Ce que je propose n’exige pas la création de nouveaux ministères ou une refonte complète des processus administratifs, mais plutôt une nouvelle approche à l’égard des Canadiens à l’étranger afin que les politiques existantes visent à trouver des moyens de mieux utiliser ces atouts cachés, de célébrer leurs réalisations et de cultiver leur attachement.

Au cours de la dernière législature, j’ai commandé un rapport à l’Institut d’études canadiennes de McGill à propos de l’état de la recherche sur les Canadiens à l’étranger. Le rapport a révélé une importante lacune dans notre compréhension de ces derniers et l’absence d’une politique ou d’une approche cohérente de la part du gouvernement en ce qui concerne ses citoyens à l’étranger.

Le Canada tarde à reconnaître l’importance et la valeur de sa diaspora par rapport à d’autres pays. L’Irlande a une stratégie pangouvernementale sur ce sujet. La Nouvelle-Zélande, elle, a mis en place une stratégie qui vise à tirer parti de son réseau mondial d’expatriés pour favoriser la croissance économique, promouvoir l’attachement et assurer la sécurité des voyages. Enfin, l’Inde a un programme consacré à ses citoyens à l’étranger ainsi qu’aux gens qui déclarent être d’origine indienne, et elle organise chaque année un événement majeur pour célébrer la diaspora indienne.

Hier, le Comité sénatorial permanent des affaires étrangères et du commerce international a tenu des audiences au sujet des Canadiens à l’étranger. Les témoins ont, en grande partie, validé l’idée que nos citoyens à l’étranger sont des atouts sous-utilisés et que le gouvernement du Canada peut tirer parti de cette communauté sans créer de nouvelle bureaucratie ni engager de nouvelles ressources importantes.

Comme l’a dit un témoin, le point de départ est que le gouvernement signale qu’il accorde de l’importance aux Canadiens à l’étranger et qu’il veut les inclure activement dans les efforts de mobilisation du Canada sur la scène internationale. À elle seule, cette mesure inciterait les nombreux organismes commerciaux, culturels et universitaires affiliés au Canada qui sont déjà à l’étranger à mobiliser leurs ressources de manière plus délibérée, en travaillant avec les ambassades et les consulats sur leur territoire.

J’encourage les honorables sénateurs à prendre la parole au sujet de ma motion et j’ai hâte d’entendre vos points de vue. Je soupçonne que la plupart d’entre vous dans cette enceinte ont un parent ou un ami proche qui est un Canadien vivant à l’étranger. Il y a même d’anciens sénateurs qui font partie de la diaspora canadienne, et il semble qu’ils se portent très bien.
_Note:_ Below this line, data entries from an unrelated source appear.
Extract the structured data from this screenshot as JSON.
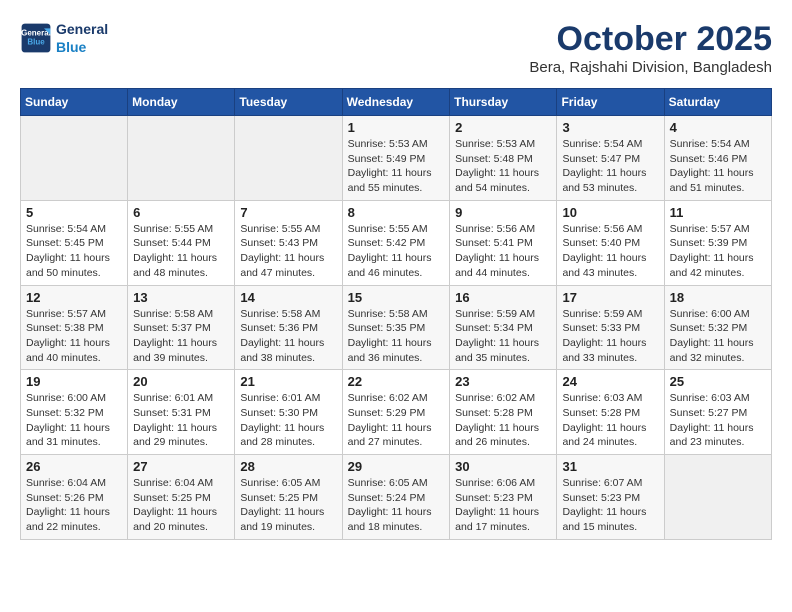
{
  "header": {
    "logo_line1": "General",
    "logo_line2": "Blue",
    "month": "October 2025",
    "location": "Bera, Rajshahi Division, Bangladesh"
  },
  "days_of_week": [
    "Sunday",
    "Monday",
    "Tuesday",
    "Wednesday",
    "Thursday",
    "Friday",
    "Saturday"
  ],
  "weeks": [
    [
      {
        "day": "",
        "info": ""
      },
      {
        "day": "",
        "info": ""
      },
      {
        "day": "",
        "info": ""
      },
      {
        "day": "1",
        "info": "Sunrise: 5:53 AM\nSunset: 5:49 PM\nDaylight: 11 hours\nand 55 minutes."
      },
      {
        "day": "2",
        "info": "Sunrise: 5:53 AM\nSunset: 5:48 PM\nDaylight: 11 hours\nand 54 minutes."
      },
      {
        "day": "3",
        "info": "Sunrise: 5:54 AM\nSunset: 5:47 PM\nDaylight: 11 hours\nand 53 minutes."
      },
      {
        "day": "4",
        "info": "Sunrise: 5:54 AM\nSunset: 5:46 PM\nDaylight: 11 hours\nand 51 minutes."
      }
    ],
    [
      {
        "day": "5",
        "info": "Sunrise: 5:54 AM\nSunset: 5:45 PM\nDaylight: 11 hours\nand 50 minutes."
      },
      {
        "day": "6",
        "info": "Sunrise: 5:55 AM\nSunset: 5:44 PM\nDaylight: 11 hours\nand 48 minutes."
      },
      {
        "day": "7",
        "info": "Sunrise: 5:55 AM\nSunset: 5:43 PM\nDaylight: 11 hours\nand 47 minutes."
      },
      {
        "day": "8",
        "info": "Sunrise: 5:55 AM\nSunset: 5:42 PM\nDaylight: 11 hours\nand 46 minutes."
      },
      {
        "day": "9",
        "info": "Sunrise: 5:56 AM\nSunset: 5:41 PM\nDaylight: 11 hours\nand 44 minutes."
      },
      {
        "day": "10",
        "info": "Sunrise: 5:56 AM\nSunset: 5:40 PM\nDaylight: 11 hours\nand 43 minutes."
      },
      {
        "day": "11",
        "info": "Sunrise: 5:57 AM\nSunset: 5:39 PM\nDaylight: 11 hours\nand 42 minutes."
      }
    ],
    [
      {
        "day": "12",
        "info": "Sunrise: 5:57 AM\nSunset: 5:38 PM\nDaylight: 11 hours\nand 40 minutes."
      },
      {
        "day": "13",
        "info": "Sunrise: 5:58 AM\nSunset: 5:37 PM\nDaylight: 11 hours\nand 39 minutes."
      },
      {
        "day": "14",
        "info": "Sunrise: 5:58 AM\nSunset: 5:36 PM\nDaylight: 11 hours\nand 38 minutes."
      },
      {
        "day": "15",
        "info": "Sunrise: 5:58 AM\nSunset: 5:35 PM\nDaylight: 11 hours\nand 36 minutes."
      },
      {
        "day": "16",
        "info": "Sunrise: 5:59 AM\nSunset: 5:34 PM\nDaylight: 11 hours\nand 35 minutes."
      },
      {
        "day": "17",
        "info": "Sunrise: 5:59 AM\nSunset: 5:33 PM\nDaylight: 11 hours\nand 33 minutes."
      },
      {
        "day": "18",
        "info": "Sunrise: 6:00 AM\nSunset: 5:32 PM\nDaylight: 11 hours\nand 32 minutes."
      }
    ],
    [
      {
        "day": "19",
        "info": "Sunrise: 6:00 AM\nSunset: 5:32 PM\nDaylight: 11 hours\nand 31 minutes."
      },
      {
        "day": "20",
        "info": "Sunrise: 6:01 AM\nSunset: 5:31 PM\nDaylight: 11 hours\nand 29 minutes."
      },
      {
        "day": "21",
        "info": "Sunrise: 6:01 AM\nSunset: 5:30 PM\nDaylight: 11 hours\nand 28 minutes."
      },
      {
        "day": "22",
        "info": "Sunrise: 6:02 AM\nSunset: 5:29 PM\nDaylight: 11 hours\nand 27 minutes."
      },
      {
        "day": "23",
        "info": "Sunrise: 6:02 AM\nSunset: 5:28 PM\nDaylight: 11 hours\nand 26 minutes."
      },
      {
        "day": "24",
        "info": "Sunrise: 6:03 AM\nSunset: 5:28 PM\nDaylight: 11 hours\nand 24 minutes."
      },
      {
        "day": "25",
        "info": "Sunrise: 6:03 AM\nSunset: 5:27 PM\nDaylight: 11 hours\nand 23 minutes."
      }
    ],
    [
      {
        "day": "26",
        "info": "Sunrise: 6:04 AM\nSunset: 5:26 PM\nDaylight: 11 hours\nand 22 minutes."
      },
      {
        "day": "27",
        "info": "Sunrise: 6:04 AM\nSunset: 5:25 PM\nDaylight: 11 hours\nand 20 minutes."
      },
      {
        "day": "28",
        "info": "Sunrise: 6:05 AM\nSunset: 5:25 PM\nDaylight: 11 hours\nand 19 minutes."
      },
      {
        "day": "29",
        "info": "Sunrise: 6:05 AM\nSunset: 5:24 PM\nDaylight: 11 hours\nand 18 minutes."
      },
      {
        "day": "30",
        "info": "Sunrise: 6:06 AM\nSunset: 5:23 PM\nDaylight: 11 hours\nand 17 minutes."
      },
      {
        "day": "31",
        "info": "Sunrise: 6:07 AM\nSunset: 5:23 PM\nDaylight: 11 hours\nand 15 minutes."
      },
      {
        "day": "",
        "info": ""
      }
    ]
  ]
}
Je vous invite à consulter les Canadiens expatriés autour de vous sur ce qu’ils aimeraient voir dans une stratégie nationale et à nous faire part de ce que vous entendez. Même si nous sommes une Chambre organisée par régions, aucun sénateur ne représente une région de plus de 4 millions de Canadiens. Ils forment la « province du Canada dans le monde » et ils méritent d’être entendus. Cette motion est un petit effort de ma part pour leur donner une voix. Je vous remercie.